# Can XEX or XTS modes be used with only one tweak?

XEX Mode (with two tweaks) is the following scheme:

$X = E_{k}(I) \otimes \alpha^j \\ C = E_{K}(P \oplus X) \oplus X$

where $I$ and $j$ are both tweaks (sector number and block number respectively). If I wanted to use only one tweak, $I$, is the following correct and safe?

$X = E_{k}(I) \\ C = E_{K}(P \oplus X) \oplus X$

Essentially $j$ is treated as $0$, which I believe eliminates it from the equation.

To clarify what I mean by "safe"; does the second scheme I show have the same security guarantees that the first scheme has, as outlined in Rogaway's paper? I skimmed the paper, but remain unclear as to whether the second scheme is included in the XEX family as Rogaway defined it.

• Word safe is ambiguous. Please, define in more detail what is your intended security model. Apr 30 '14 at 14:40
• It would also be quite slower than original XEX, because you need two encryptions for each block, instead of one per block + one per sector. May 1 '14 at 9:36
• @PaŭloEbermann: Correct, but not in all cases. If the application performs many random, block sized reads/writes then the simplified scheme (as corrected in the answer below) would be faster (requiring 2 encryptions, instead of 2 encryptions + GF(2^128) multiplication). But really, I was just curious how to do it; less so actually implementing XEX/XTS like that.
– Xor
May 1 '14 at 20:24

No, using XEX mode with $j = 0$ is not entirely safe. As noted in section 6 of the Rogaway (2004) paper (emphasis mine):

"Some added care is needed to address the security of XEX. Suppose, to be concrete, that we are looking at $\mathsf{XEX}[E,2^{\mathbf I}]$ and $\mathbf I=[0\mathop{..}2^{n-2}]$. Let the adversary ask a deciphering query with ciphertext $C=0^n$ and tweak $(0^n,0)$. If the adversary has a construction-based deciphering oracle then it will get a response of $M=\tilde D_K^{0^n}\,^0(0^n)=D_K(Δ)⊕Δ=D_K(\mathsf N)⊕\mathsf N=0^n⊕\mathsf N=\mathsf N$, where $\mathsf N = E_K(0^n) = Δ$. This allows the adversary to defeat the CCA-security. For example, enciphering $2M=2\mathsf N$ with a tweak of $(0^n,1)$ and enciphering $4M=4\mathsf N$ with a tweak of $(0^n,2)$ will give identical results (if the adversary has the construction-based enciphering oracle). Corresponding to this attack we exclude any tweak $(N,i_1,\dotsc,i_k)$ for which $(i_1,\dotsc,i_k)$ is a representative of $1$—that is, any tweak $(N,i_1,\dotsc,i_k)$ for which $α_1^{i_1} \dotsb α_k^{i_k} = 1$. In particular, this condition excludes any tweak $(N,0,\dotsc,0)$."

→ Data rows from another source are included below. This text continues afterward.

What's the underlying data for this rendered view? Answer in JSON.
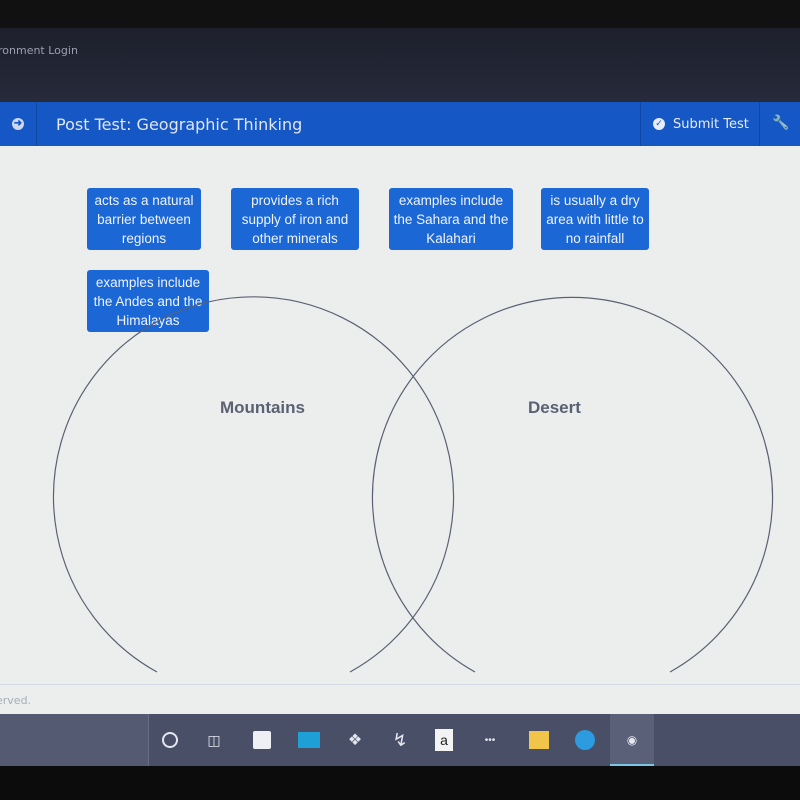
{
  "browser": {
    "tab_title": "ronment Login"
  },
  "header": {
    "title": "Post Test: Geographic Thinking",
    "submit_label": "Submit Test",
    "nav_icon": "arrow-right-circle-icon",
    "submit_icon": "check-circle-icon",
    "tool_icon": "wrench-icon",
    "colors": {
      "header_bg": "#1557c4",
      "tile_bg": "#1b67d6"
    }
  },
  "tiles": [
    {
      "text": "acts as a natural barrier between regions"
    },
    {
      "text": "provides a rich supply of iron and other minerals"
    },
    {
      "text": "examples include the Sahara and the Kalahari"
    },
    {
      "text": "is usually a dry area with little to no rainfall"
    },
    {
      "text": "examples include the Andes and the Himalayas"
    }
  ],
  "venn": {
    "left_label": "Mountains",
    "right_label": "Desert"
  },
  "footer": {
    "text": "erved."
  },
  "taskbar": {
    "icons": [
      "cortana-circle-icon",
      "task-view-icon",
      "store-icon",
      "mail-icon",
      "dropbox-icon",
      "app-bolt-icon",
      "amazon-icon",
      "dots-app-icon",
      "file-explorer-icon",
      "edge-icon",
      "media-app-icon"
    ]
  }
}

However, using $j = 1$ is safe, and, indeed, is explicitly used as an example of a valid tweak by Rogaway e.g. in section 3:

"Tweaks that are not the increment of a prior tweak will also arise, and they will typically look like $(N,1,0\dotsc,0)$. Constructions should be reasonably efficient in dealing with such tweaks."

Also, in their comments on the XTS mode, Liskov and Minematsu confirm that, indeed, $j=0$ is a bad choice for XEX (emphasis original):

"Note that $j = 0$ must be excluded, as $f(0, v) = v$ for any $v$, which implies $ρ = 1$. Moreover, if $j = 0$ was allowed, a simple attack based on this fact existed, as pointed out by [6] and [3]. Hence if XEX is used, one must be careful to avoid $j$ being $0$."

However (while generally criticizing the choice to use two keys for XTS), they also note that this requirement to avoid $j = 0$ only applies to the single-key XEX mode, and not to XTS, which uses separate keys for the tweak and encryption stages:

"Note that XTS does not require to avoid $j = 0$, as the offset function of XTS needs not be $(ϵ,γ,ρ)$-uniform, but only be $ϵ$-AXU if it is combined with URP. This difference is significant in security, but has no impact on effectiveness for practical applications."